Capital of the State of Rivers, Port Harcourt lies on the banks of the Bonny River about 66 kilometers upstream from the Gulf of Guinea in southwestern Nigeria. Port Harcourt is a major industrial center, with several multi-national firms located there, and the most important oil refining city in Nigeria. In 2007, over 1.6 million people lived in Port Harcourt, and almost 3.7 million lived in the Greater Port Harcourt region.
Port Harcourt was founded in 1912 by the British in an area inhabited by the Ijo tribe. When the railway to the Enugu coal fields arrived there in 1916, Port Harcourt began to operate in earnest.
Today, Port Harcourt is one of Nigeria’s biggest ports. It has modern deep-water facilities with alongside depth of 7 meters. Named after Lewis, Viscount Harcourt who was Secretary of State for the British Colonies, Port Harcourt was created to export coal from Enugu.
Exports passing from Port Harcourt’s hinterland include palm oil, timber, palm kernels, coal, columbite, tin, peanuts, and petroleum from fields in the eastern Niger River area. In 1970 the Port of Onne was created to supplement Port Harcourt’s capacity and traffic. Port Harcourt is quickly becoming the “capital” for Nigeria’s rapidly-growing oil industry.
An important industrial center, Port Harcourt is home to the Trans-Amadi Industrial Estate about six kilometers to the north. This thousand-hectare site is home to manufacturers of aluminum products, tires, paper, and glass bottles.
Manufacturers in the town make cigarettes, paints, structural steel, plastics, corrugated tin, furniture, enamelware, cement, and concrete products. The town has bicycle and truck assembling plants, and Port Harcourt is also home to more traditional boat-building and fishing industries. Port Harcourt is connected to the nation’s rail and highway networks, and there is an international airport 11 kilometers northeast.
Unfortunately, Port Harcourt has gained a reputation as a violent city, with a high crime rate resulting from frequent robberies, kidnappings, and attacks on oil installations since 2006. Some reports put the number of kidnappings as high as two per week.
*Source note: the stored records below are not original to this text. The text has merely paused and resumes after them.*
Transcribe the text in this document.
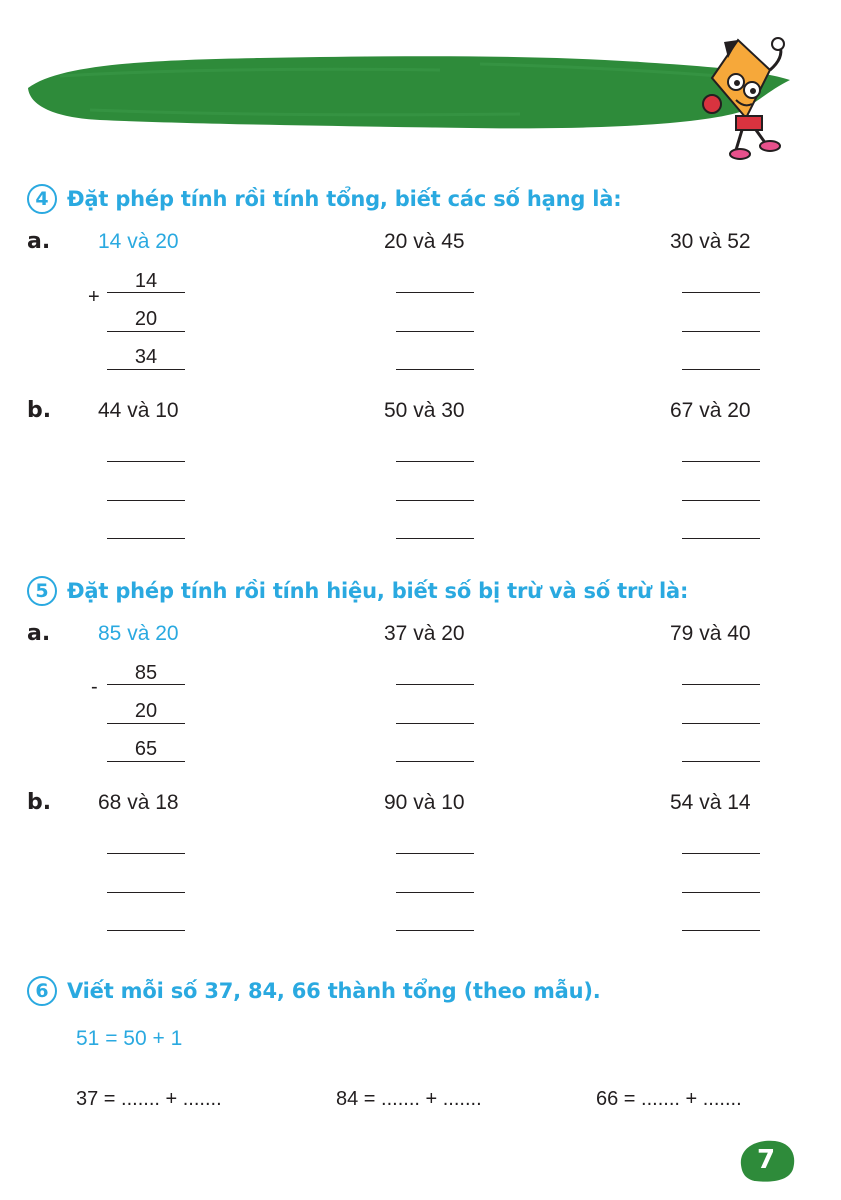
4 Đặt phép tính rồi tính tổng, biết các số hạng là:
a. 14 và 20	20 và 45	30 và 52
+
14
20
34
b. 44 và 10	50 và 30	67 và 20
5 Đặt phép tính rồi tính hiệu, biết số bị trừ và số trừ là:
a. 85 và 20	37 và 20	79 và 40
-
85
20
65
b. 68 và 18	90 và 10	54 và 14
6 Viết mỗi số 37, 84, 66 thành tổng (theo mẫu).
51 = 50 + 1
37 = ....... + .......	84 = ....... + .......	66 = ....... + .......
7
The attacks have hurt export traffic leaving Port Harcourt and other Nigerian ports, and some oil companies may leave the region as a result.
The Nigerian Ports Authority governs all of the major ports in Nigeria, including Port Harcourt, even though the agency is being privatized. The Nigerian Ports Authority mission is to support the national economy and well-being through efficient management of port operations, optimal allocation and use of resources, diversification of sources of revenue, and consistent returns on investments.
The Federal Ocean Terminal in Port Harcourt has a 1320 meter long quay with alongside depth of 10 meters. The industrial area covers 500 thousand square meters, and there are 46 thousand square meters of warehouse areas available.
Port Harcourt’s Federal Lighter Terminal has a 1675-meter long quay with alongside depths from 8 to 10 meters at low tide. The terminal contains a 400 thousand square meter industrial area and 33 thousand square meters of warehouses.